Hypomania refers to a state of elevated mood that is of lesser extent than mania. The criteria in ICD-10 and DSM-5 are similar:

● There is persistent mild elevation of mood for at least

several days (in DSM-5, at least 4 days) with increased

energy and activity and feelings of wellbeing.

● There is increased sociability, talkativeness and overfamiliarity, increased sexual energy, and decreased need

for sleep.

● The mood disturbance, although associated with an

unequivocal change in function, which is observable

to others, is not sufficiently severe to cause marked

impairment in social or occupational activities, or to necessitate hospital admission.

● Psychotic features are absent.

Other clinical presentations of bipolar disorder

Mixed mood (affective) states

Depressive and manic symptoms sometimes occur at the same time. Patients who are overactive and overtalkative may be having profoundly depressive thoughts. In other patients, mania and depression follow each other in a sequence of rapid changes—for example, a manic patient may become intensely depressed for a few hours and then return quickly to his manic state. These changes were mentioned in early descriptions of mania by psychiatrists such as Wilhelm Griesinger (1817–1868), and have been re-emphasized in recent years because they appear to predict a better response to certain mood stabilizers, such as valproate.

Rapid cycling disorders

Some bipolar disorders recur regularly, with intervals of only days or weeks between episodes. In the nineteenth century these regularly recurring disorders were designated folie circulaire (circular insanity) by the French psychiatrist Jean-Pierre Falret (1794–1870). At present, the frequent recurrence of mood disturbance in bipolar patients is usually termed rapid cycling disorder. These recurrent episodes may be depressive, manic, or mixed. The main features are that recurrence is frequent (by convention at least four distinct episodes a year), and that episodes are separated by a period of remission or a switch to an episode of opposite polarity. A number of clinical features of rapid cycling disorder are important in management and prevention.

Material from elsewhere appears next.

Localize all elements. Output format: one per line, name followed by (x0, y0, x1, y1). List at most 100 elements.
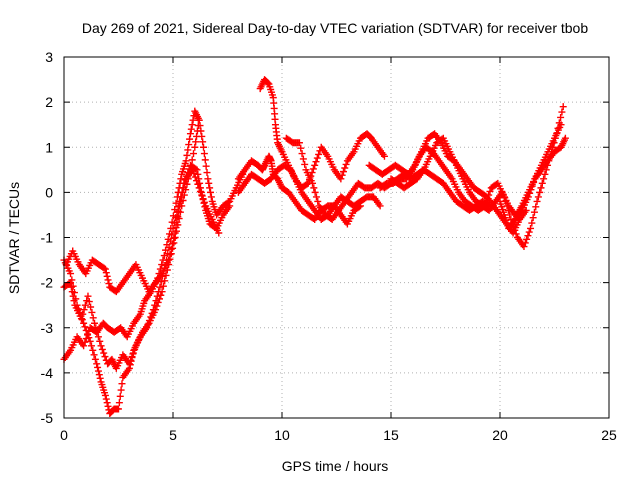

● They occur more frequently in women.

● Concomitant hypothyroidism is common.

● They can be triggered by antidepressant drug treatment.

The lifetime risk of rapid cycling in bipolar populations varies between studies, but is probably in the range 15–30%. Rapid cycling may be a temporary phenomenon, and in most patients it remits within about 2 years. For a review, see Datta and Cleare (2009).

Cyclothymia

The term cyclothymia disorder refers to a persistent instability of mood in which there are numerous periods of mild elation or mild depression that do not meet severity criteria for either major depression or hypomania. It is seen as a milder variant of bipolar disorder. It is not unusual, however, for episodes of more severe mood disorder to supervene in the course of the disorder.

Depression

Depressive episodes are common in the course of bipolar disorder and most patients with bipolar disorder present initially with an episode of major depression. The ability to predict which patients first presenting with depression will eventually develop bipolar illness is currently limited, although family history of bipolar disorder can provide a useful clue. The presence of any hypomanic or mixed symptomatology at initial presentation has some predictive value, but the majority of depressed patients who convert to bipolar illness do not have hypomanic symptoms during the initial episodes of depression. Other clinical features associated with subsequent development of bipolar illness include early age of onset and clinical severity, particularly the presence of psychosis (see Fiedorowicz et al., 2011).

There is a high degree of overlap between the clinical symptomatology of unipolar and bipolar depression; however, psychomotor retardation, early morning awakening, morning worsening, and psychotic features are reportedly more common in patients with bipolar disorder (Mitchell et al., 2011).